The third reason See’s advice seems to me particularly likely to work lies in the number of “important” people she proposes. See gives examples of her own important people and comes up with ten “important” people and six “willies” people, and then on occasion refers to the writer’s 10-16 people on “the list.” Evolutionary biologist Robin Dunbar notes that when people are asked to write down the names of people whose death tomorrow would devastate them (called their “sympathy group”), the average lies between 11 and 12; similarly, when people must name persons whom they contact at least once a month, the number lies between 10 and 15 (Dunbar, 1996/2004, p. 76). He notes further, “It is striking that groups of this size are common in situations where very close co-ordination of behaviour is required: juries, the inner cabinets of many governments, the number of apostles, the size of most sports teams” (ibid), and “these groups are limited by the way in which you relate emotionally to people” (p. 77).
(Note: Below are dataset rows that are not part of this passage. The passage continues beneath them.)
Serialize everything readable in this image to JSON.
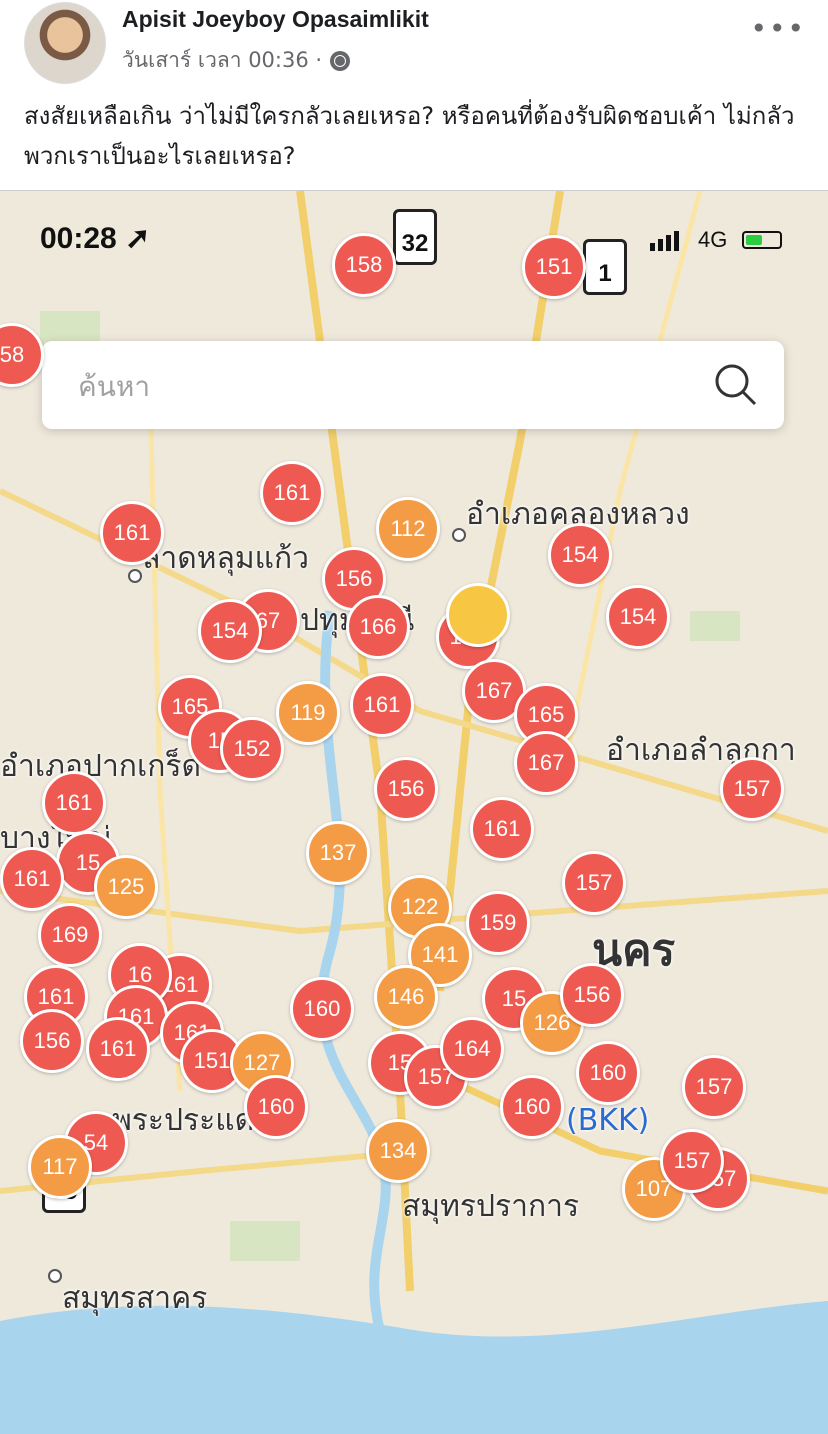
{
  "post": {
    "author": "Apisit Joeyboy Opasaimlikit",
    "meta": "วันเสาร์ เวลา 00:36 ·",
    "more": "•••",
    "text": "สงสัยเหลือเกิน ว่าไม่มีใครกลัวเลยเหรอ? หรือคนที่ต้องรับผิดชอบเค้า ไม่กลัวพวกเราเป็นอะไรเลยเหรอ?"
  },
  "screenshot": {
    "status": {
      "time": "00:28",
      "network": "4G"
    },
    "search": {
      "placeholder": "ค้นหา"
    },
    "places": {
      "khlong_luang": "อำเภอคลองหลวง",
      "lat_lum_kaeo": "ลาดหลุมแก้ว",
      "pathum": "ปทุมธานี",
      "pak_kret": "อำเภอปากเกร็ด",
      "bang_yai": "บางใหญ่",
      "lam_luk_ka": "อำเภอลำลูกกา",
      "bangkok": "นคร",
      "bkk": "(BKK)",
      "samut_prakan": "สมุทรปราการ",
      "samut_sakhon": "สมุทรสาคร",
      "phra_pradaeng": "พระประแดง"
    },
    "highways": [
      "32",
      "1",
      "35"
    ],
    "markers": [
      "158",
      "151",
      "58",
      "161",
      "161",
      "112",
      "154",
      "156",
      "154",
      "67",
      "166",
      "154",
      "154",
      "165",
      "119",
      "161",
      "167",
      "165",
      "15",
      "152",
      "167",
      "157",
      "161",
      "156",
      "161",
      "15",
      "125",
      "161",
      "137",
      "122",
      "157",
      "169",
      "161",
      "161",
      "16",
      "159",
      "141",
      "161",
      "161",
      "156",
      "160",
      "146",
      "15",
      "126",
      "156",
      "161",
      "151",
      "127",
      "15",
      "157",
      "164",
      "160",
      "157",
      "160",
      "160",
      "134",
      "54",
      "117",
      "107",
      "157",
      "157"
    ],
    "colors": {
      "red": "#ee5a52",
      "orange": "#f39c45",
      "yellow": "#f7c744",
      "water": "#a9d4ee"
    }
  }
}
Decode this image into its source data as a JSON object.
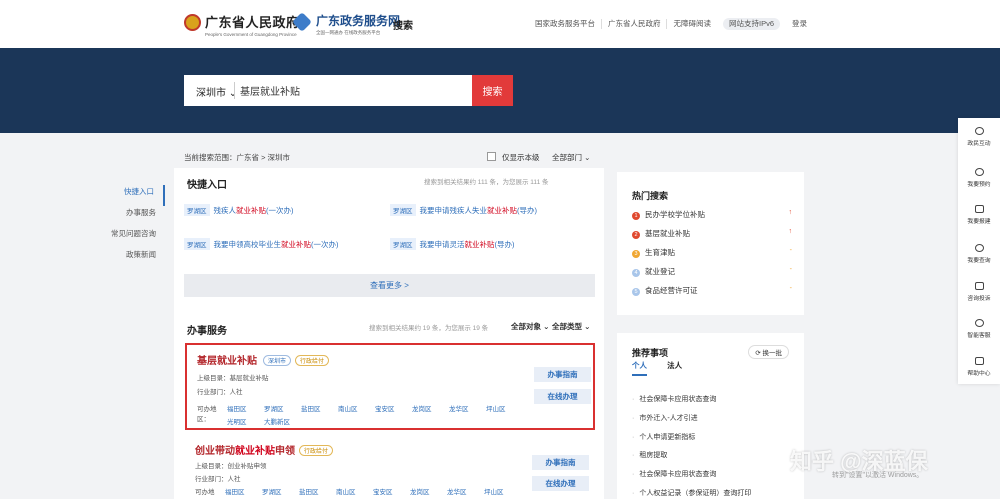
{
  "header": {
    "gov_name": "广东省人民政府",
    "gov_subtitle": "People's Government of Guangdong Province",
    "service_name": "广东政务服务网",
    "service_subtitle": "全国一网通办 在线政务服务平台",
    "search_label": "搜索",
    "links": [
      "国家政务服务平台",
      "广东省人民政府",
      "无障碍阅读",
      "网站支持IPv6",
      "登录"
    ]
  },
  "search": {
    "city": "深圳市",
    "query": "基层就业补贴",
    "button": "搜索"
  },
  "scope": {
    "text": "当前搜索范围：广东省 > 深圳市",
    "sample_only": "仅显示本级",
    "dept_select": "全部部门"
  },
  "left_nav": [
    "快捷入口",
    "办事服务",
    "常见问题咨询",
    "政策新闻"
  ],
  "quick": {
    "title": "快捷入口",
    "meta": "搜索到相关结果约 111 条，为您展示 111 条",
    "items": [
      {
        "area": "罗湖区",
        "pre": "残疾人",
        "hl": "就业补贴",
        "post": "(一次办)"
      },
      {
        "area": "罗湖区",
        "pre": "我要申请残疾人失业",
        "hl": "就业补贴",
        "post": "(导办)"
      },
      {
        "area": "罗湖区",
        "pre": "我要申领高校毕业生",
        "hl": "就业补贴",
        "post": "(一次办)"
      },
      {
        "area": "罗湖区",
        "pre": "我要申请灵活",
        "hl": "就业补贴",
        "post": "(导办)"
      }
    ],
    "more": "查看更多 >"
  },
  "services": {
    "title": "办事服务",
    "meta": "搜索到相关结果约 19 条，为您展示 19 条",
    "filter_object": "全部对象",
    "filter_type": "全部类型",
    "cards": [
      {
        "title_pre": "",
        "title_hl": "基层就业补贴",
        "title_post": "",
        "city_tag": "深圳市",
        "type_tag": "行政给付",
        "parent": "上级目录：基层就业补贴",
        "dept": "行业部门：人社",
        "area_label": "可办地区：",
        "districts": [
          "福田区",
          "罗湖区",
          "盐田区",
          "南山区",
          "宝安区",
          "龙岗区",
          "龙华区",
          "坪山区",
          "光明区",
          "大鹏新区"
        ],
        "btn_guide": "办事指南",
        "btn_online": "在线办理"
      },
      {
        "title_pre": "创业带动",
        "title_hl": "就业补贴",
        "title_post": "申领",
        "city_tag": "",
        "type_tag": "行政给付",
        "parent": "上级目录：创业补贴申领",
        "dept": "行业部门：人社",
        "area_label": "可办地区：",
        "districts": [
          "福田区",
          "罗湖区",
          "盐田区",
          "南山区",
          "宝安区",
          "龙岗区",
          "龙华区",
          "坪山区"
        ],
        "btn_guide": "办事指南",
        "btn_online": "在线办理"
      }
    ]
  },
  "hot": {
    "title": "热门搜索",
    "items": [
      {
        "num": "1",
        "text": "民办学校学位补贴",
        "trend": "↑",
        "color": "#e0492f"
      },
      {
        "num": "2",
        "text": "基层就业补贴",
        "trend": "↑",
        "color": "#e0492f"
      },
      {
        "num": "3",
        "text": "生育津贴",
        "trend": "-",
        "color": "#f0a733"
      },
      {
        "num": "4",
        "text": "就业登记",
        "trend": "-",
        "color": "#a9c6ea"
      },
      {
        "num": "5",
        "text": "食品经营许可证",
        "trend": "-",
        "color": "#a9c6ea"
      }
    ]
  },
  "recommend": {
    "title": "推荐事项",
    "refresh": "换一批",
    "tabs": [
      "个人",
      "法人"
    ],
    "items": [
      "社会保障卡应用状态查询",
      "市外迁入-人才引进",
      "个人申请更新指标",
      "租房提取",
      "社会保障卡应用状态查询",
      "个人权益记录（参保证明）查询打印"
    ]
  },
  "float_bar": [
    "政民互动",
    "我要预约",
    "我要报建",
    "我要查询",
    "咨询投诉",
    "智能客服",
    "帮助中心"
  ],
  "watermark": "知乎 @深蓝保",
  "os_watermark": "转到\"设置\"以激活 Windows。"
}
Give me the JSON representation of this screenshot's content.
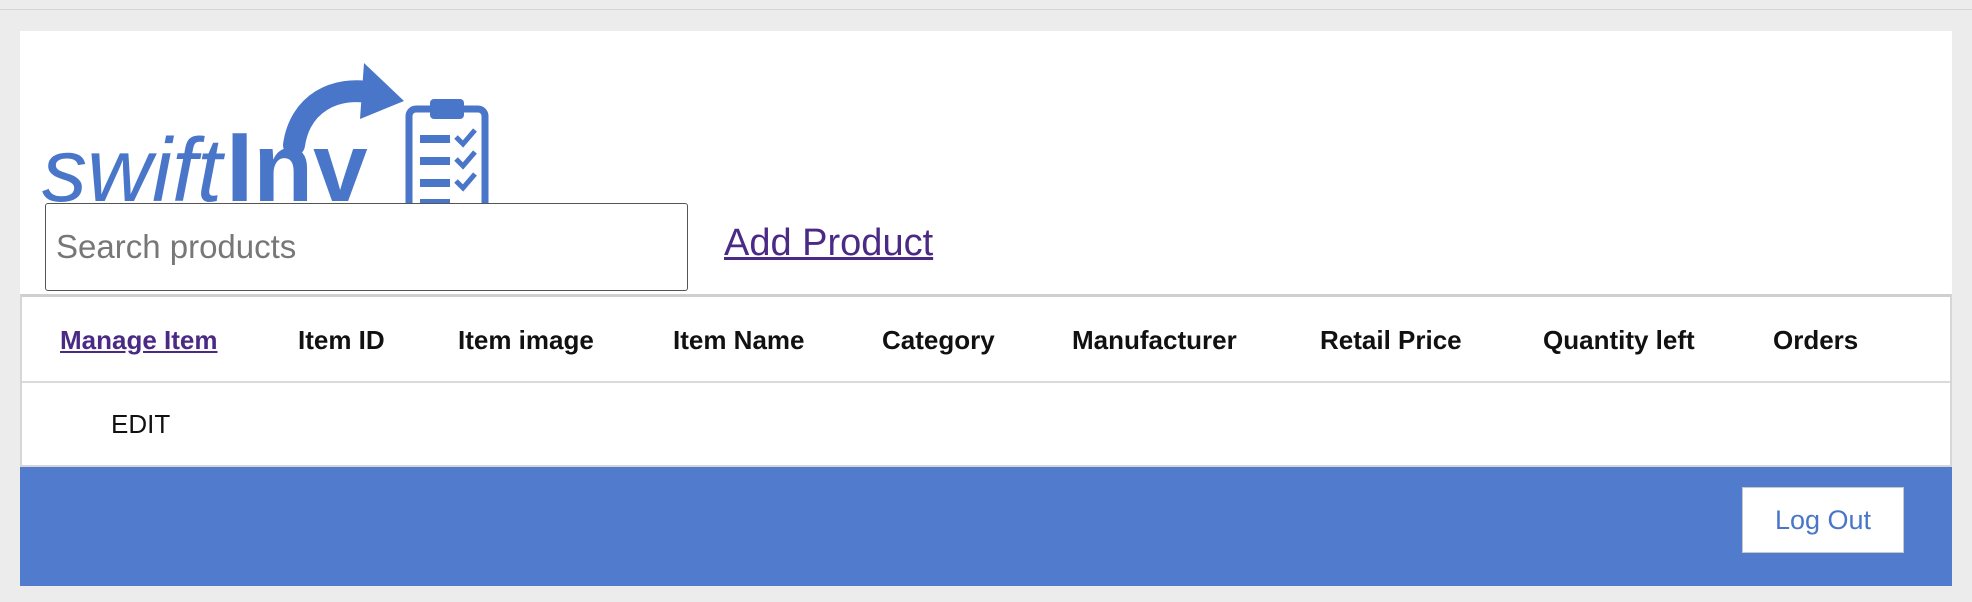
{
  "brand": {
    "logo_text_light": "swift",
    "logo_text_bold": "Inv",
    "primary_color": "#4a76c9",
    "footer_color": "#517bcd"
  },
  "search": {
    "placeholder": "Search products",
    "value": ""
  },
  "actions": {
    "add_product": "Add Product"
  },
  "table": {
    "columns": [
      "Manage Item",
      "Item ID",
      "Item image",
      "Item Name",
      "Category",
      "Manufacturer",
      "Retail Price",
      "Quantity left",
      "Orders"
    ],
    "rows": [
      {
        "manage": "EDIT"
      }
    ]
  },
  "footer": {
    "logout_label": "Log Out"
  }
}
Very close co-ordination of behavior of characters would seem also to be required for the writer creating and concatenating a series of discrete emotional episodes that will move the reader. Those 10-16 people on “the list” are likely the most, in their guise as characters, with whom the writer could maintain an intimate imaginary emotional life for a sustained period of time. Of course, not all characters would have to show up in every fictional narrative, but their presence in the imagination of the writer is likely limited by this range. Indeed, See does not qualify her statement with any caveat that one need expand the list as the number of stories one writes grows, or that one need tailor the list for particular purposes. Instead, one visits and revisits the same folks again and again, discovering more about them, the characters they scaffold, and about oneself, as one goes along.

Andersen, S. M., & Glassman, N. S. (1996). Responding to significant others when they are not there: Effects on interpersonal inference, motivation, and affect. In R. M. Sorrentino & E. T. Higgins (Eds.) Handbook of motivation and cognition, Vol. 3 (pp. 262-321). New York: Guilford.

Doyle, C. L. (1998). The writer tells: The creative process in the writing of literary fiction. Creativity Research Journal, 11, 29-37.

Dunbar, R. (1996/2004). Grooming, gossip and the evolution of language. London: Faber and Faber.

See, C. (2002). Making a literary life: Advice for writers and other dreamers. New York: Random House.

Shah, J. (2003). The motivational looking glass: How significant others implicitly affect goal appraisals. Journal of Personality and Social Psychology, 85, 424-439.

Taylor, M., Hodges, S. D., & Kohányi, A. (2002/2003). The illusion of independent agency: Do adult fiction writers experience their characters as having minds of their own? Imagination, Cognition and Personality, 22 (4), 361-380.

Wilson, T. D. (2002). Strangers to ourselves: Discovering the adaptive unconscious. Cambridge, MA: The Belknap Press of Harvard University Press.